William Strauss and Neil Howe in 1991 proposed a “generational” (cyclical)” theory of why nations, and in particular the U.S., go through a series of wrenching transitions short of complete collapse. An overview on the Strauss-Howe generational theory from Wikipedia:

“The Strauss–Howe generational theory, devised by William Strauss and Neil Howe, describes a theorized recurring generation cycle in American history and global history. According to the theory, historical events are associated with recurring generational personas (archetypes). Each generational persona unleashes a new era (called a turning) lasting around 20–25 years, in which a new social, political, and economic climate (mood) exists. They are part of a larger cyclical ‘saeculum’ (a long human life, which usually spans between 80 and 100 years, although some saecula have lasted longer). The theory states that a crisis recurs in American history after every saeculum, which is followed by a recovery (high). During this recovery, institutions and communitarian values are strong. Ultimately, succeeding generational archetypes attack and weaken institutions in the name of autonomy and individualism, which eventually creates a tumultuous political environment that ripens conditions for another crisis.”

“Strauss and Howe laid the groundwork for their theory in their book Generations (1991), which discusses the history of the United States as a series of generational biographies going back to 1584. In their book The Fourth Turning (1997), the authors expanded the theory to focus on a fourfold cycle of generational types and recurring mood eras to describe the history of the United States, including the Thirteen Colonies and their British antecedents. However, the authors have also examined generational trends elsewhere in the world and described similar cycles in several developed countries.”

“Academic response to the theory has been mixed, with some applauding Strauss and Howe for their “bold and imaginative thesis”, while others have criticized the theory as being overly deterministic, unfalsifiable, and unsupported by rigorous evidence.
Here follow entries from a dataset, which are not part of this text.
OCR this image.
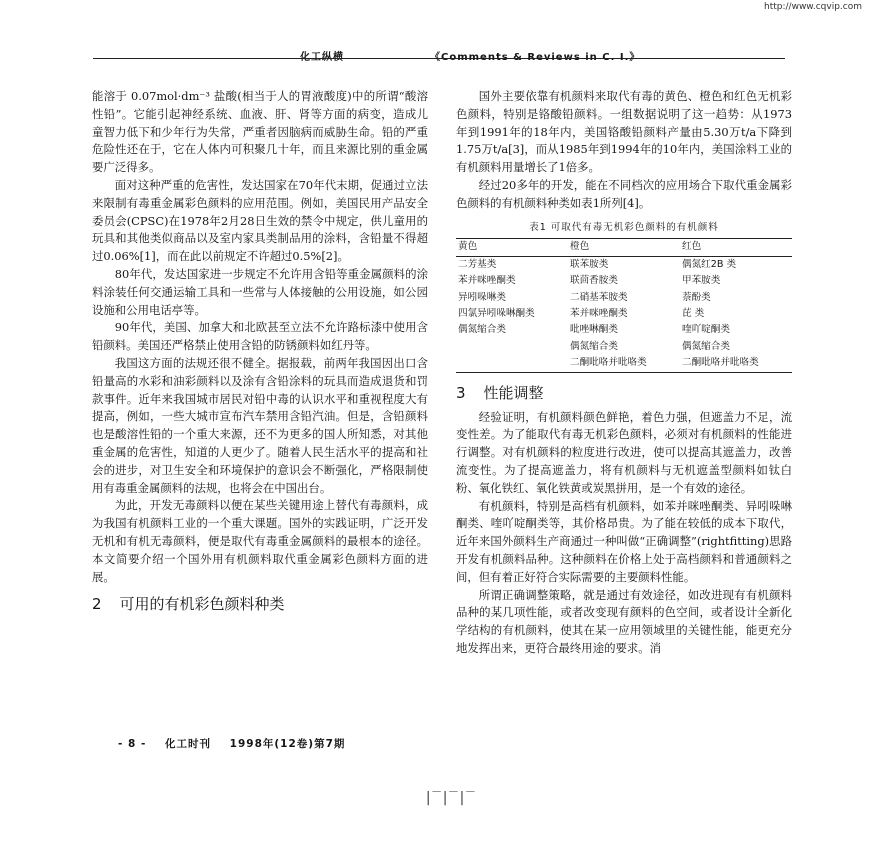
http://www.cqvip.com
化工纵横	《Comments & Reviews in C. I.》

能溶于 0.07mol·dm⁻³ 盐酸(相当于人的胃液酸度)中的所谓“酸溶性铅”。它能引起神经系统、血液、肝、肾等方面的病变，造成儿童智力低下和少年行为失常，严重者因脑病而威胁生命。铅的严重危险性还在于，它在人体内可积聚几十年，而且来源比别的重金属要广泛得多。

面对这种严重的危害性，发达国家在70年代末期，促通过立法来限制有毒重金属彩色颜料的应用范围。例如，美国民用产品安全委员会(CPSC)在1978年2月28日生效的禁令中规定，供儿童用的玩具和其他类似商品以及室内家具类制品用的涂料，含铅量不得超过0.06%[1]，而在此以前规定不许超过0.5%[2]。

80年代，发达国家进一步规定不允许用含铅等重金属颜料的涂料涂装任何交通运输工具和一些常与人体接触的公用设施，如公园设施和公用电话亭等。

90年代，美国、加拿大和北欧甚至立法不允许路标漆中使用含铅颜料。美国还严格禁止使用含铅的防锈颜料如红丹等。

我国这方面的法规还很不健全。据报载，前两年我国因出口含铅量高的水彩和油彩颜料以及涂有含铅涂料的玩具而造成退货和罚款事件。近年来我国城市居民对铅中毒的认识水平和重视程度大有提高，例如，一些大城市宣布汽车禁用含铅汽油。但是，含铅颜料也是酸溶性铅的一个重大来源，还不为更多的国人所知悉，对其他重金属的危害性，知道的人更少了。随着人民生活水平的提高和社会的进步，对卫生安全和环境保护的意识会不断强化，严格限制使用有毒重金属颜料的法规，也将会在中国出台。

为此，开发无毒颜料以便在某些关键用途上替代有毒颜料，成为我国有机颜料工业的一个重大课题。国外的实践证明，广泛开发无机和有机无毒颜料，便是取代有毒重金属颜料的最根本的途径。本文简要介绍一个国外用有机颜料取代重金属彩色颜料方面的进展。

2 可用的有机彩色颜料种类

国外主要依靠有机颜料来取代有毒的黄色、橙色和红色无机彩色颜料，特别是铬酸铅颜料。一组数据说明了这一趋势：从1973年到1991年的18年内，美国铬酸铅颜料产量由5.30万t/a下降到1.75万t/a[3]，而从1985年到1994年的10年内，美国涂料工业的有机颜料用量增长了1倍多。

经过20多年的开发，能在不同档次的应用场合下取代重金属彩色颜料的有机颜料种类如表1所列[4]。

表1 可取代有毒无机彩色颜料的有机颜料
黄色	橙色	红色
二芳基类	联苯胺类	偶氮红2B 类
苯并咪唑酮类	联茴香胺类	甲苯胺类
异吲哚啉类	二硝基苯胺类	萘酚类
四氯异吲哚啉酮类	苯并咪唑酮类	芘 类
偶氮缩合类	吡唑啉酮类	喹吖啶酮类
	偶氮缩合类	偶氮缩合类
	二酮吡咯并吡咯类	二酮吡咯并吡咯类
3 性能调整

经验证明，有机颜料颜色鲜艳，着色力强，但遮盖力不足，流变性差。为了能取代有毒无机彩色颜料，必须对有机颜料的性能进行调整。对有机颜料的粒度进行改进，使可以提高其遮盖力，改善流变性。为了提高遮盖力，将有机颜料与无机遮盖型颜料如钛白粉、氧化铁红、氧化铁黄或炭黑拼用，是一个有效的途径。

有机颜料，特别是高档有机颜料，如苯并咪唑酮类、异吲哚啉酮类、喹吖啶酮类等，其价格昂贵。为了能在较低的成本下取代，近年来国外颜料生产商通过一种叫做“正确调整”(rightfitting)思路开发有机颜料品种。这种颜料在价格上处于高档颜料和普通颜料之间，但有着正好符合实际需要的主要颜料性能。

所谓正确调整策略，就是通过有效途径，如改进现有有机颜料品种的某几项性能，或者改变现有颜料的色空间，或者设计全新化学结构的有机颜料，使其在某一应用领域里的关键性能，能更充分地发挥出来，更符合最终用途的要求。消

- 8 - 化工时刊 1998年(12卷)第7期
|‾|‾|‾
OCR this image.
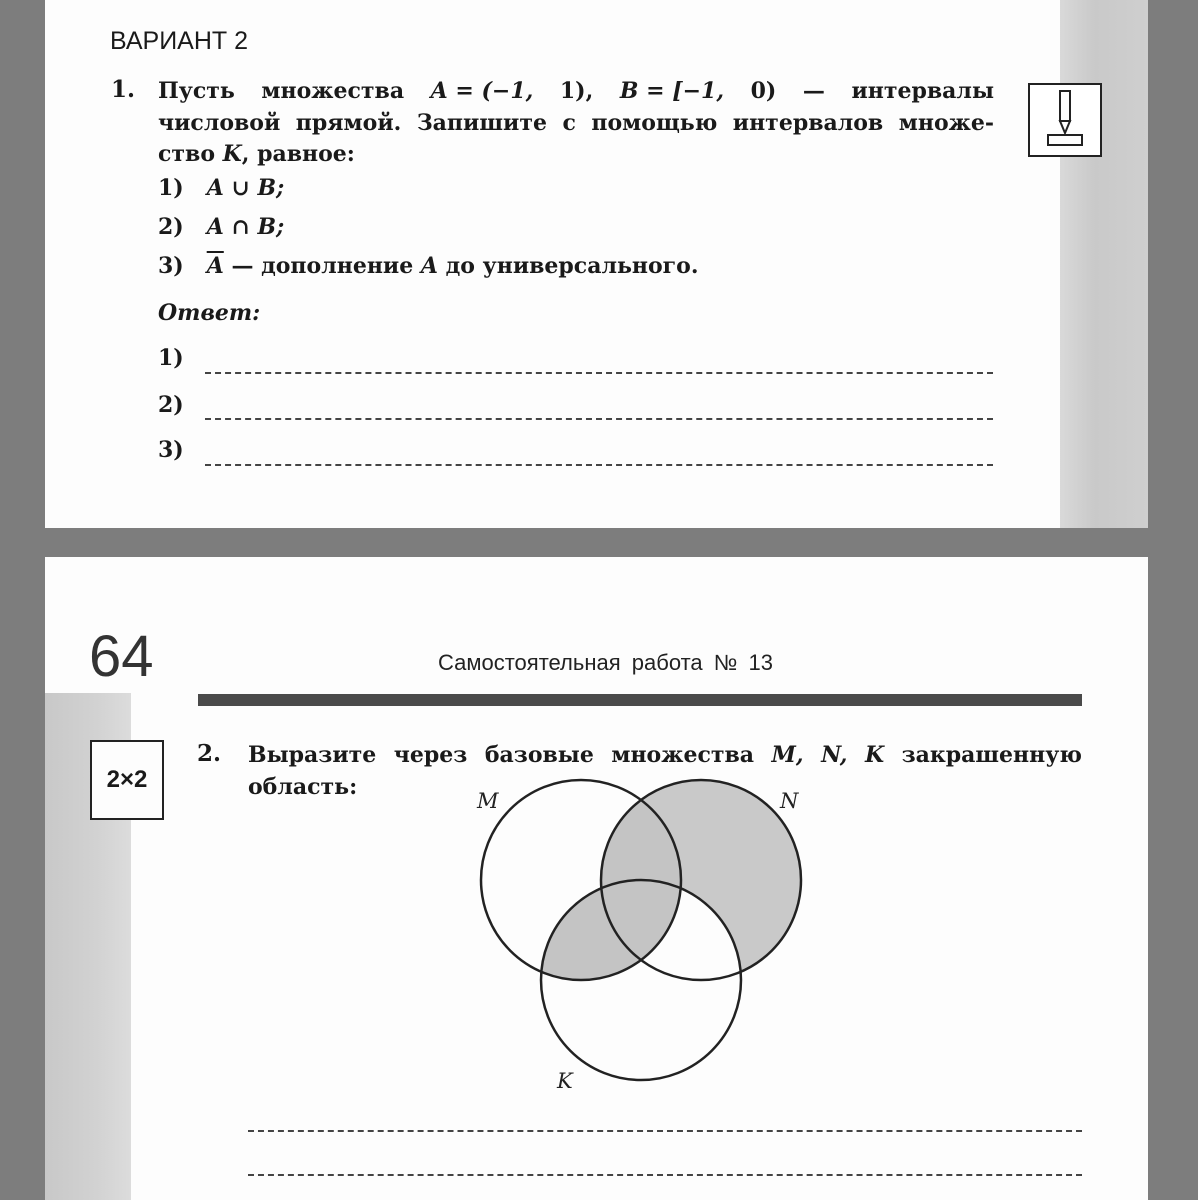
ВАРИАНТ 2
1. Пусть множества A = (−1, 1), B = [−1, 0) — интервалы
числовой прямой. Запишите с помощью интервалов множе-
ство K, равное:
1) A ∪ B;
2) A ∩ B;
3) $\overline{A}$ — дополнение A до универсального.
Ответ:
1)
2)
3)
64	Самостоятельная работа № 13
2×2
2. Выразите через базовые множества M, N, K закрашенную
область:
M	N
K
Former U.S. Vice President Al Gore, who graduated from Harvard University with Strauss, called Generations: The History of America’s Future, 1584 to 2069 the most stimulating book on American history he’d ever read. He even sent a copy to each member of Congress. The theory has been influential in the fields of generational studies, marketing, and business management literature. Strauss–Howe generational theory has also been described by some historians and journalists as pseudoscientific, ‘kooky’, and ‘an elaborate historical horoscope that will never withstand scholarly scrutiny’. Academic criticism has focused on the lack of rigorous empirical evidence for their claims, as well as the authors’ view that generational groupings are more powerful than other social groupings, such as economic class, race, sex, religion, and political parties.”